An obvious presumed limitation is the use of more fragile scaffolds in tough, calcified arteries as opposed to metal stents – evidence regarding efficacy in this regard is particularly limited.
There is also a lack of large studies on outcomes in patients who need repeated PCI. Scaffolds would in theory lend themselves better to situations where repeat revascularization is needed, avoiding the “full metal jacket” that is unfortunately all too common in patients with uncontrolled ischaemic heart disease.
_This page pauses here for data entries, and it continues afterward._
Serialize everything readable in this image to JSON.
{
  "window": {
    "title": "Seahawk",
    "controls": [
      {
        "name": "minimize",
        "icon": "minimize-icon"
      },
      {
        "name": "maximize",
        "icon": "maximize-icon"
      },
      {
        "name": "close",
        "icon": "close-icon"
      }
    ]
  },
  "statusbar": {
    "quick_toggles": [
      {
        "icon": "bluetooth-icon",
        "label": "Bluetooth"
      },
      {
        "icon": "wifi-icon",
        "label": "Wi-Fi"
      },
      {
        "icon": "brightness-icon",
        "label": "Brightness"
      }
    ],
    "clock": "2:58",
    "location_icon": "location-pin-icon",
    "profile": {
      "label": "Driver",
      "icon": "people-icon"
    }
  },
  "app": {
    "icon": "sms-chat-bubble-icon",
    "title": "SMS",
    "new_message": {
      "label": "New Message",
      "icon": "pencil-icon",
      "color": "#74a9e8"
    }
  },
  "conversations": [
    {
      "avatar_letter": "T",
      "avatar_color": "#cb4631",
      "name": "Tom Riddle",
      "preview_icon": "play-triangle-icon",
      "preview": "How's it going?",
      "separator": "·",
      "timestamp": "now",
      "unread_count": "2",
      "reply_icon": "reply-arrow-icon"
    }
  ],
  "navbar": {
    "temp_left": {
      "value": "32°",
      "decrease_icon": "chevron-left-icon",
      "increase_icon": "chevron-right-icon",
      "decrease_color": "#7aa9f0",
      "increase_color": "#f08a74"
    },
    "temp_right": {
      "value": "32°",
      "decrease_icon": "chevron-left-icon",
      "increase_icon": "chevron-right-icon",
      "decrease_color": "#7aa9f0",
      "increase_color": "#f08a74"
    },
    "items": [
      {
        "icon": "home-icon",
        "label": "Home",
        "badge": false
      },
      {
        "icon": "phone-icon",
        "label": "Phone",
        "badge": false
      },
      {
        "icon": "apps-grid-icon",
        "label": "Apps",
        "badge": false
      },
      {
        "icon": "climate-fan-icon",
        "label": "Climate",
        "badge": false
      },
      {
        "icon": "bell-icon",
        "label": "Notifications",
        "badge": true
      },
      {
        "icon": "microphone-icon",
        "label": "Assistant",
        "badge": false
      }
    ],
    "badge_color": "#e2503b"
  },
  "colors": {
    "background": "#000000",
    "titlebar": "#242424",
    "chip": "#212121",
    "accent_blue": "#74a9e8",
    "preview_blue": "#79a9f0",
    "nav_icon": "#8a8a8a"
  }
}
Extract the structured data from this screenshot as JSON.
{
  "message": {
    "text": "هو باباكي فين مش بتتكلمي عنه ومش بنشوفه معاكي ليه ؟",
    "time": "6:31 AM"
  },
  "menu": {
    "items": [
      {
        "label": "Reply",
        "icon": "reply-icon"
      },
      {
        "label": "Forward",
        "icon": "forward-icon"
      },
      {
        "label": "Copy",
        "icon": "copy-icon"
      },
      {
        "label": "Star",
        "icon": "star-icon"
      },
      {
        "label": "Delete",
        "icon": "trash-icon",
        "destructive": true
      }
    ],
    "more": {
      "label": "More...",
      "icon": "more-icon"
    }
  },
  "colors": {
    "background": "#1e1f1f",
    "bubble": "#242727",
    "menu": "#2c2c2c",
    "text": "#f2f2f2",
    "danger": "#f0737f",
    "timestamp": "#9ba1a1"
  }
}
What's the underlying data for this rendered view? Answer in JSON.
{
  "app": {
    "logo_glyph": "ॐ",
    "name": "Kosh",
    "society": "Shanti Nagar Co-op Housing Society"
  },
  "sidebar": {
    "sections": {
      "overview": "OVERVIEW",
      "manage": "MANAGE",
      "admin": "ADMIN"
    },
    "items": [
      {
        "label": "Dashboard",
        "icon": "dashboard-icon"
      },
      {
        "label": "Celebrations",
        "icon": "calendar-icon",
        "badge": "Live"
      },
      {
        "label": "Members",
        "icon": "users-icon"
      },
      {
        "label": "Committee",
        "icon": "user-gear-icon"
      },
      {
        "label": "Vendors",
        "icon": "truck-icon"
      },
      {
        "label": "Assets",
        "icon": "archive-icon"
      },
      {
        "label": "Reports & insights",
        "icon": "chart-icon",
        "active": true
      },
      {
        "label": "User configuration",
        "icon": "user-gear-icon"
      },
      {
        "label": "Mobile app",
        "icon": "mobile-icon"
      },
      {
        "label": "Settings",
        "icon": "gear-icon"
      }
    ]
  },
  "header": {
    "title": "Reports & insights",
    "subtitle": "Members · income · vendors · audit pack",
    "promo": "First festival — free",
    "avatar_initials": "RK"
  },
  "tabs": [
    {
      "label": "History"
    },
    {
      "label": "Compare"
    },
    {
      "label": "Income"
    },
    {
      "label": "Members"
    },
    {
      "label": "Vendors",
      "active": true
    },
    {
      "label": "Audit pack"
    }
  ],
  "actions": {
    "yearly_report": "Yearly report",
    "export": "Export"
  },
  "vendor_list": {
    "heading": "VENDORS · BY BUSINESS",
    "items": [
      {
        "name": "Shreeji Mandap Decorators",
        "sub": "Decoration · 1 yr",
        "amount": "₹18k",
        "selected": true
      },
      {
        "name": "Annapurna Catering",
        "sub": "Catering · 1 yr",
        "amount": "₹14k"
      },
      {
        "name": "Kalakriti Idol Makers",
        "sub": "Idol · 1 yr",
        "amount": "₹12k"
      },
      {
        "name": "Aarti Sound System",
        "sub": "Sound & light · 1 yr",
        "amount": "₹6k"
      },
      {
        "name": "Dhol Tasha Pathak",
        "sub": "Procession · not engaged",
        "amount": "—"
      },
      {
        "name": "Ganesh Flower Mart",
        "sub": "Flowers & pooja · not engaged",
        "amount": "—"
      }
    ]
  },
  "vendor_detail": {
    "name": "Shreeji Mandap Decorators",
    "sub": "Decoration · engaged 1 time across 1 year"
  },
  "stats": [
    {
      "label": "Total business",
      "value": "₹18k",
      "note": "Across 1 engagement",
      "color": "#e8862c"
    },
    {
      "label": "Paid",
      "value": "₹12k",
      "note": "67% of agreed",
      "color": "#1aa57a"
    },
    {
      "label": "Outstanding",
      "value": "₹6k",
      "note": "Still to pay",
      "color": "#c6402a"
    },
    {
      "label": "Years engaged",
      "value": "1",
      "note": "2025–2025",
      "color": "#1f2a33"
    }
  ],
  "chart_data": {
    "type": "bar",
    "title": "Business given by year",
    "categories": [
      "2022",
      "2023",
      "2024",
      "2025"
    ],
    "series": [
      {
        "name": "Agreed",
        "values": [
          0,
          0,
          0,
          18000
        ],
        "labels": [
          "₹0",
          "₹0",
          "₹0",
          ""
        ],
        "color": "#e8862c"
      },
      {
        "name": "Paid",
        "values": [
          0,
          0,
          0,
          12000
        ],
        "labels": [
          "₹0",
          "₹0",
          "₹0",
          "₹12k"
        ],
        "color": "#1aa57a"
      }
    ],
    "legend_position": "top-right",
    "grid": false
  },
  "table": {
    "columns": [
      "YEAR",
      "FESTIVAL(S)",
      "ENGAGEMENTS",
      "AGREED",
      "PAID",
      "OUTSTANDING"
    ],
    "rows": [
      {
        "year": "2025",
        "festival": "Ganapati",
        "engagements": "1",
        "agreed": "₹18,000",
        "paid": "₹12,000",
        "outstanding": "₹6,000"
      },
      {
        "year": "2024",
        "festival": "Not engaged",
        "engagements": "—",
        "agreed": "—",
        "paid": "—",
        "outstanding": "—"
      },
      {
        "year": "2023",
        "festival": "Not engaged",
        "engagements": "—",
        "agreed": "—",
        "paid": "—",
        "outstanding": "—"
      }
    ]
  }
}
Although studies have mostly focused on the insertion of scaffolds in ST segment elevation MI and chronic ischaemic heart disease, patients with chronic total occlusion have mostly been sidelined. There are some small, single-centre studies that indicate that BVS shows promising results in chronic total occlusion,11 but there is a glaring lack of robust multicenter randomized controlled trials.
The way forward
BVS are incredibly promising, but there appear to be limitations to their use. The 2014 European Society of Cardiology guidelines on Myocardial Revascularisation12 do not give more than a brief overview about scaffolds and are cautious about indications for use, pending randomized controlled trials. Certainly, however, the introduction of bioresorbable scaffolds in the Cardiac Catheterisation Suite in Malta marks the beginning of a new chapter in PCI and as newer evidence emerges, we will see exactly where these novel devices fit in the bigger picture.